Bow of reefer ship tears gaping hole into side of bulk carrier in collision in Caribbean Sea


A bulk carrier sustained heavy damage after being T-boned by a reefer ship in the Caribbean Sea about 60 miles north of Haiti.

The 492-foot Timor Stream ran bow-first into the 557-foot Seagate at about 0545 on March 10. Timor Stream’s bow bore a massive gash in Seagate’s hull and superstructure and punctured one of the ship’s fuel tanks.

The captain of a Florida-bound private yacht that arrived to help, Capt. Jeff Ridgway, said the damaged sustained by Seagate was like nothing he’d ever seen before.

“One whole side was opened up and you could see inside the vessel,” Ridgway said. “You could see a bulletin board with notes pegged up.”

The U.K.-flagged Seagate took on water after the accident, but was later stabilized, said the U.S. Coast Guard, which responded to the accident. The Liberia-flagged Timor Stream suffered minimal damage in the collision.

Maritime investigators in Liberia and the U.K. are conducting a joint inquiry into the accident, which occurred before dawn in clear weather and calm seas, according to Nick Hughes, spokesman for the U.K.’s Marine Accident Investigation Branch.
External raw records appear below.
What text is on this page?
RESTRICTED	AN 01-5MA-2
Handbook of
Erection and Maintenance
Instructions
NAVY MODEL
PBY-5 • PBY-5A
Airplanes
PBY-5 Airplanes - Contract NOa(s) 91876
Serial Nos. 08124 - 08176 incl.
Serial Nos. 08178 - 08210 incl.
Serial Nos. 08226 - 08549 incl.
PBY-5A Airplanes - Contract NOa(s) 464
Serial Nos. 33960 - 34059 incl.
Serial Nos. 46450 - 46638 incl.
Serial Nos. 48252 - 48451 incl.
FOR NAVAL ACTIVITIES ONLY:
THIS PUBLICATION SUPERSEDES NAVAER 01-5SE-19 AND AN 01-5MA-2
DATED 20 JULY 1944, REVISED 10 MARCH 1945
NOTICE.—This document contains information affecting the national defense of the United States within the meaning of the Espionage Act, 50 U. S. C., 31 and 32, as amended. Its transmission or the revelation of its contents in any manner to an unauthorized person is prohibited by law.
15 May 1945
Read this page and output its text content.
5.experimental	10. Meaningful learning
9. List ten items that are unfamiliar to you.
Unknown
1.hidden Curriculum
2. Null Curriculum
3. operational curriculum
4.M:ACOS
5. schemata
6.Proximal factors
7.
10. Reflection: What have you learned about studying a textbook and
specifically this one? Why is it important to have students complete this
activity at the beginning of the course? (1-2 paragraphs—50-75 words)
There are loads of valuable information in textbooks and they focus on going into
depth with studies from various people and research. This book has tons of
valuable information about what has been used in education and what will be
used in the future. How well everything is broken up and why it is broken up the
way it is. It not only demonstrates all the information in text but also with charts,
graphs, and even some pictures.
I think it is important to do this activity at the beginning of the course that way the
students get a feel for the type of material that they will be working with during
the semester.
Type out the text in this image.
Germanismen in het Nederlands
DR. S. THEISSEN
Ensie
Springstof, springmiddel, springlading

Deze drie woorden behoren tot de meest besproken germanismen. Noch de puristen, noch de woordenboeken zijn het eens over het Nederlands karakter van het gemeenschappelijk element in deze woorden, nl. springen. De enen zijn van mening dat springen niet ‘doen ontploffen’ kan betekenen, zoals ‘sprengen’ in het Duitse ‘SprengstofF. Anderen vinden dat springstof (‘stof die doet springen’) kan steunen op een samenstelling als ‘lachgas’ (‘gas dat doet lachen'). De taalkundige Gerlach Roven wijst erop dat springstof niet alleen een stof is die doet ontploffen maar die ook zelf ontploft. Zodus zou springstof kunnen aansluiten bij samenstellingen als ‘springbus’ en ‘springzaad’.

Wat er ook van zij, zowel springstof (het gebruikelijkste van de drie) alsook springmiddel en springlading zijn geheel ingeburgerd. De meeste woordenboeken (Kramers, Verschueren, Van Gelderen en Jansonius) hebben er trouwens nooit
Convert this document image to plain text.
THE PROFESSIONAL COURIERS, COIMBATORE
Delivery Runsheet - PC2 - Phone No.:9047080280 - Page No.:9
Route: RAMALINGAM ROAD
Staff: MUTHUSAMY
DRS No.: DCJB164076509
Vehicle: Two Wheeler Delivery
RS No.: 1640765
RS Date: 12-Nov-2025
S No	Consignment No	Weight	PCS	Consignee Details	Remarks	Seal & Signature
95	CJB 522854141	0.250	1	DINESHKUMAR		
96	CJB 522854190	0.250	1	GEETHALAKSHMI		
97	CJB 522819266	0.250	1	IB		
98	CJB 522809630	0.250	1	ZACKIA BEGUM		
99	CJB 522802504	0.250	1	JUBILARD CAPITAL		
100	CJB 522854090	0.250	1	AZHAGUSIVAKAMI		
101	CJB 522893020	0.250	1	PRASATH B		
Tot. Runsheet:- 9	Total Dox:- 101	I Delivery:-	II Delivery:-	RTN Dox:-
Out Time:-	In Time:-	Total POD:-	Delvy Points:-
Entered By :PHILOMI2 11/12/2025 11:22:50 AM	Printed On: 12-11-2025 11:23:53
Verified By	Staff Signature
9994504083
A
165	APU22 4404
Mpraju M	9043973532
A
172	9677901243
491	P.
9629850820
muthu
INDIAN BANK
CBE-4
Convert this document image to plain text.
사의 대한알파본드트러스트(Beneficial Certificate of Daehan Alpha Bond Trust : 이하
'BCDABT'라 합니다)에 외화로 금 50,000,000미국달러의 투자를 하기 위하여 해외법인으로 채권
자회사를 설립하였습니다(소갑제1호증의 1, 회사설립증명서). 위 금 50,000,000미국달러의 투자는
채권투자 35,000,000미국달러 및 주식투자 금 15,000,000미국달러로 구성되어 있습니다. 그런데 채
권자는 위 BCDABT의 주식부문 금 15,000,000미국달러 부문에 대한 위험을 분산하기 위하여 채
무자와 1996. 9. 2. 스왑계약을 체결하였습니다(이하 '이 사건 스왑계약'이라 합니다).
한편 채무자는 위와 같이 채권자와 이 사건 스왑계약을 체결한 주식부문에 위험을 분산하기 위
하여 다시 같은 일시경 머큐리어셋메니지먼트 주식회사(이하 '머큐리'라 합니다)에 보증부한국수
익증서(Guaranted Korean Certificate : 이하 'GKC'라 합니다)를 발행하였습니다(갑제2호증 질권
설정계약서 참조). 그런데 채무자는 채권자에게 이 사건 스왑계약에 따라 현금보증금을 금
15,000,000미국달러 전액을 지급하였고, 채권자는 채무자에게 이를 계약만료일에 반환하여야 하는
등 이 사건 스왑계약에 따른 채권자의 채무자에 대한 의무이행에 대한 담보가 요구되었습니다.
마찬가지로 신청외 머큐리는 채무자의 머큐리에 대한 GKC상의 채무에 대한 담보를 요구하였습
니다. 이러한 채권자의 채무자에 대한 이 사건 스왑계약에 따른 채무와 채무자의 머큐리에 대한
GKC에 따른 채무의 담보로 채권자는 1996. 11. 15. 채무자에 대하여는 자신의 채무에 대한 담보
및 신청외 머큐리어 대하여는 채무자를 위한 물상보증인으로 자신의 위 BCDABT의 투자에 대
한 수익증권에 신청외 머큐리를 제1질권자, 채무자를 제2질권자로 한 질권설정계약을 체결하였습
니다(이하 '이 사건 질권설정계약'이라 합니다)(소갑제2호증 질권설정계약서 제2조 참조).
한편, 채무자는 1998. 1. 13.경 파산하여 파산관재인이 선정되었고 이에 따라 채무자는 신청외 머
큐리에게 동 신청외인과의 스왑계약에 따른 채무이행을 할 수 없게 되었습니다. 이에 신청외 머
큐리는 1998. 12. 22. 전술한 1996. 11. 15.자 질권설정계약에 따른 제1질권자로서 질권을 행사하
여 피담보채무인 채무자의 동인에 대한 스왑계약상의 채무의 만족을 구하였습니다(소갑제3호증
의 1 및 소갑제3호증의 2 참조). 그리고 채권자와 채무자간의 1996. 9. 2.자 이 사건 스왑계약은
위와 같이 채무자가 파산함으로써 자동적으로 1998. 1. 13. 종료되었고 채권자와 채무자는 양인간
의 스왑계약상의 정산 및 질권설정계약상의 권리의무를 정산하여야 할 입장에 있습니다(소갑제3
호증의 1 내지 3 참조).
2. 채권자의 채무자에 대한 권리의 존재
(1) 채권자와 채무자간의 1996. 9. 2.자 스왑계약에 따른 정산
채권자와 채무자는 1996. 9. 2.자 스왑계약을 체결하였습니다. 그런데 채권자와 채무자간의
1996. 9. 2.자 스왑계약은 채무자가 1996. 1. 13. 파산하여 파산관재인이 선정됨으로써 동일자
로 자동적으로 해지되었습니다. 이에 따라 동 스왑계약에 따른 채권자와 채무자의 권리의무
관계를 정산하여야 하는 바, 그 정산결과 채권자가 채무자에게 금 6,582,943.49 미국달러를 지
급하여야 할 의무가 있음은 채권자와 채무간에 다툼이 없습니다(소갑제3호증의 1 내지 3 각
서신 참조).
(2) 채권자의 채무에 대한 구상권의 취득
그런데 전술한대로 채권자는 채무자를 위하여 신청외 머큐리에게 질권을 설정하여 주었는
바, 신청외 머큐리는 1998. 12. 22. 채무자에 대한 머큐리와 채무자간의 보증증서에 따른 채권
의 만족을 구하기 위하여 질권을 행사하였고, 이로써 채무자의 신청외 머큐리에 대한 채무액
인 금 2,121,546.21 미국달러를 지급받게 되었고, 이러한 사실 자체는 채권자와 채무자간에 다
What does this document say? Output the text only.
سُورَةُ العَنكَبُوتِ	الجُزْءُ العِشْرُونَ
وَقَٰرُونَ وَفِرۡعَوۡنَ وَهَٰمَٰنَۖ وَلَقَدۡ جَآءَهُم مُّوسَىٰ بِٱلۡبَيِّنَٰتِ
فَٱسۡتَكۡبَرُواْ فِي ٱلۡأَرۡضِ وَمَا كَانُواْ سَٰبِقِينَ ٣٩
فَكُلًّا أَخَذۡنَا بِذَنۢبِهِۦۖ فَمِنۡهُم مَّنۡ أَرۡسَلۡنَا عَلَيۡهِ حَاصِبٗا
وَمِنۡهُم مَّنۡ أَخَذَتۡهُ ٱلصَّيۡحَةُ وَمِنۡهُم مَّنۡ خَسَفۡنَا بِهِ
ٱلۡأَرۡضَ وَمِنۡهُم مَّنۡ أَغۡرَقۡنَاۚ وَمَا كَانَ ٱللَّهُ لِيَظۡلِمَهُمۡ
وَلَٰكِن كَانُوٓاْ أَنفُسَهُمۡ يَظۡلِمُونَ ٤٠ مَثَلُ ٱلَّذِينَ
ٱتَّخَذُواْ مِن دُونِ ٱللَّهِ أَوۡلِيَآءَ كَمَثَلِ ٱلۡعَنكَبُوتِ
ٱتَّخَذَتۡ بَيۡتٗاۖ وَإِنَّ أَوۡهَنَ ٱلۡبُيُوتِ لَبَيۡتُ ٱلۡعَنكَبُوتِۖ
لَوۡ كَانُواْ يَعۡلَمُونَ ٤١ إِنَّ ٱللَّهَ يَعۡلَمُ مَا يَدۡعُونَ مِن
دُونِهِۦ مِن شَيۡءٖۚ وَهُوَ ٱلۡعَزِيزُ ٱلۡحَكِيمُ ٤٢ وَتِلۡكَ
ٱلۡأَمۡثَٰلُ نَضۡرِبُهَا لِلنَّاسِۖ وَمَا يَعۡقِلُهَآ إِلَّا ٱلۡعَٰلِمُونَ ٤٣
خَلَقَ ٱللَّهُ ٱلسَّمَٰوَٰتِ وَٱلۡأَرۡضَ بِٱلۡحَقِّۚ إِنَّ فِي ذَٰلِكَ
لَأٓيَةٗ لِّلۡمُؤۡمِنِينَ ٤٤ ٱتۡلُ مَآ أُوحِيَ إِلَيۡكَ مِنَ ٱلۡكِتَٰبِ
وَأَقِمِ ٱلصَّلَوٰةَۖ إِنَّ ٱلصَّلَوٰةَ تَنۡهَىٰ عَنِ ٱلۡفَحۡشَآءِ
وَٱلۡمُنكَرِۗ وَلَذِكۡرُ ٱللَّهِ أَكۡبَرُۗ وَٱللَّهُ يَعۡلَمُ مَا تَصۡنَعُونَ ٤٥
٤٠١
Hughes declined to discuss preliminary findings or name any factors that led up to the incident. He said the report likely won’t be finished until the fall.

A U.S. Coast Guard spokesman in Miami said the agency was not investigating the incident because it occurred in international waters.

All 21 of Seagate’s crewmembers were accounted for after the episode, including 18 crewmembers who loaded onto lifeboats and three who remained aboard the vessel. At least one crewmember who fell overboard during the evacuation was rescued by Ridgway’s 171-foot private yacht Battered Bull, which arrived about 30 minutes after the distress call.

Crew on Battered Bull, which was traveling from St. Bartholomew to Palm Beach, Fla., when the accident occurred, monitored both vessels on radar and AIS systems prior to the accident. In that time, crew never heard either ship make contact over radio.

“Leading up to collision, we heard nothing on the radio,” Ridgway said.

“We didn’t hear anything on the radio to give any indication of who was doing what and who was aware of it … on channel 13 or channel 16,” he added. “I’m sure between those two would have heard if trying to make passing arrangements.”

Ridgway said he and other crew made contact with the U.S. Coast Guard and Seagate’s captain, letting him know they were on the way.

The Coast Guard cutter Venturous arrived on scene about four hours after the accident. A U.S. Coast Guard helicopter and plane monitored the situation from the air.

Seagate is managed by London-based Zodiac Maritime. The company did not respond to e-mail requests seeking comment. Contact information for Toko Unyu K.K., of Japan, which manages Timor Stream, was not available.

Additional details about the accident, including potential environmental impacts from the punctured fuel tank, were not available.

Coast Guard Public Affairs in Miami did not return phone calls or e-mails seeking comment on the issue.

After the accident, Seagate was towed to Port-au-Prince, Haiti, for repairs, Hughes said. Timor Stream underwent minor repairs in Trinidad.